Create a Cloudflare Worker, paste a proxy with at minimum an /anthropic pass-through
(add /search and R2 later). Deploy and copy the URL.
# wrangler.toml
name = "iris-proxy"
main = "worker.js"
compatibility_date = "2024-01-01"
npx wrangler deploy
The worker's /anthropic handler just forwards the body to
https://api.anthropic.com/v1/messages, copying the x-api-key the app sends and
adding CORS. That's it.
Open a Deepgram WebSocket with the params from Section 5. Feed it AGC-amplified PCM from each audio
event. Render the running transcript in the phone UI first; get diarized [S0]/[S1] labels
showing before you touch the glasses display. Add the KeepAlive ping and reconnect logic early — you'll
need them within the first long test.
Buffer recent transcript, run the trigger ladder (Section 6), and on fire, call your proxy's
/anthropic with a mode system prompt that demands strict {"type","content"}
JSON. Parse, dedupe, and push the content into the lens container as a popup. Tune the debounce until it
feels helpful, not chatty. This is where you'll spend most of your iteration time.
On stop, send the full transcript to a one-shot extraction prompt (title/summary/key points/action
items/memory items). Persist sessions and memory through setLocalStorage. Read a compact
memory slice back into the cue system prompt so it personalises.
Add the proximity-energy term first (free, just divide AGC gain out). Then a voice-enrolment screen and embedding match. Then, if your hardware has an IMU, the vibration correlation — but ship the calibration screen alongside it so you can prove it works. Fall back gracefully when any signal is absent.
npm run build # tsc + vite build → dist/
evenhub pack app.json dist --output iris.ehpk
# install the .ehpk via the Even Hub developer flow / simulator
Iterate against the evenhub-simulator for UI/logic, then test the audio/IMU/keep-alive
behaviour on real glasses + real phone, screen-locked, in a real conversation.
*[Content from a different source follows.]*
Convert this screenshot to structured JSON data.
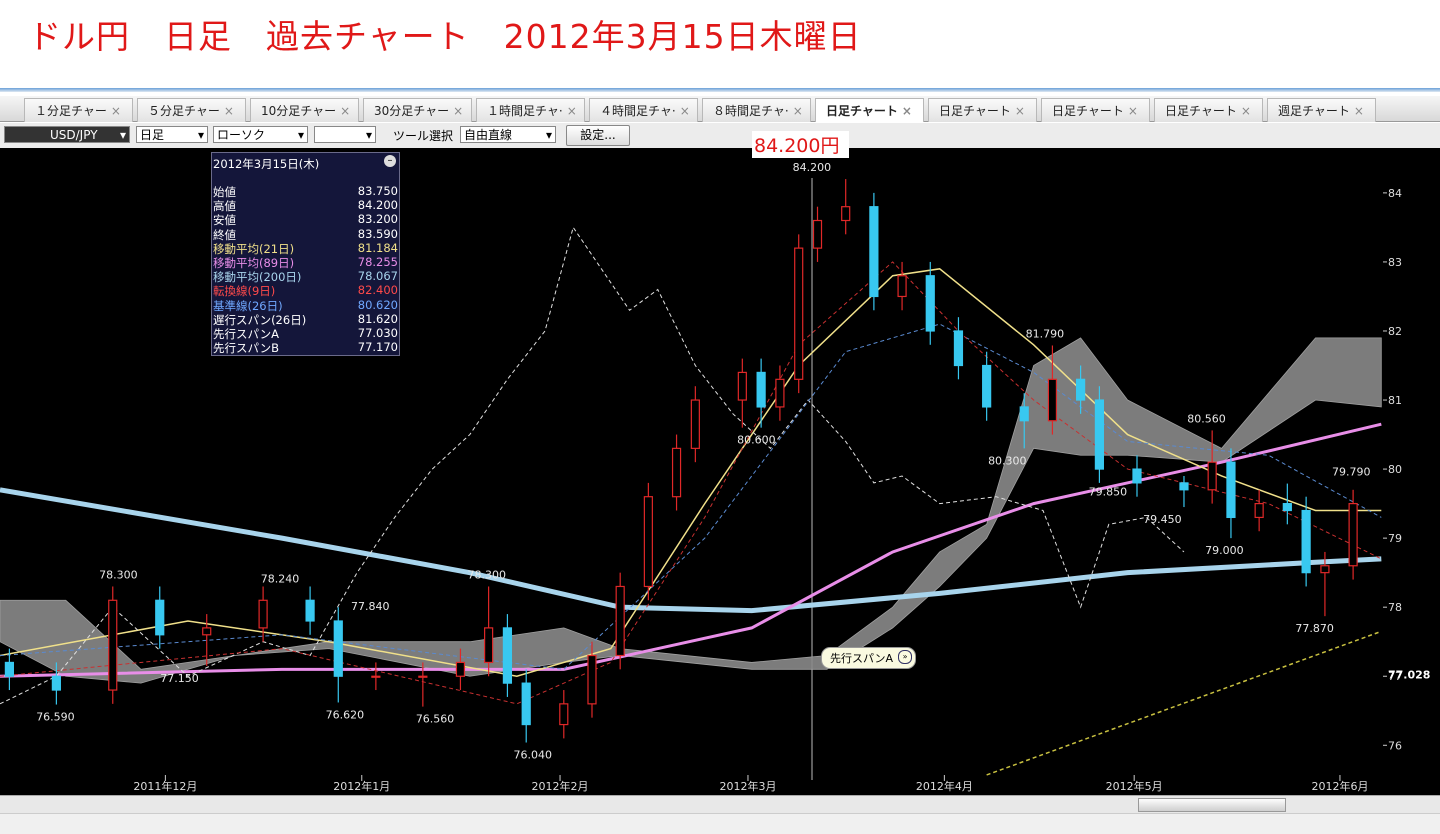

The gap between simulator
and hardware is exactly the interesting part (mic distance, IMU sensitivity, background throttling).
| Service | Role | Notes |
|---|---|---|
| Anthropic / Claude | All reasoning: cues, extraction, chat | claude-sonnet-4-6. Use prompt caching for the system block. |
| Deepgram | Live streaming STT + diarization | nova-3, language=multi. The latency-critical path. |
| Tavily | Web search for real-time / named-person cues | Optional. Without it, those triggers just answer from Claude's knowledge. |
| Groq | Cheap Whisper STT fallback + optional translate path | Optional. Kicks in when Deepgram is rate-limited. |
| Cloudflare | Proxy + R2 vault + cron | Free tier is plenty for one user. |
That's the whole system. The hard parts aren't any single API call — they're the orchestration: knowing when to stay silent, keeping a flaky background WebView alive, and figuring out which of the voices in the room belongs to the person wearing the glasses. Build those three well and you have IRIS.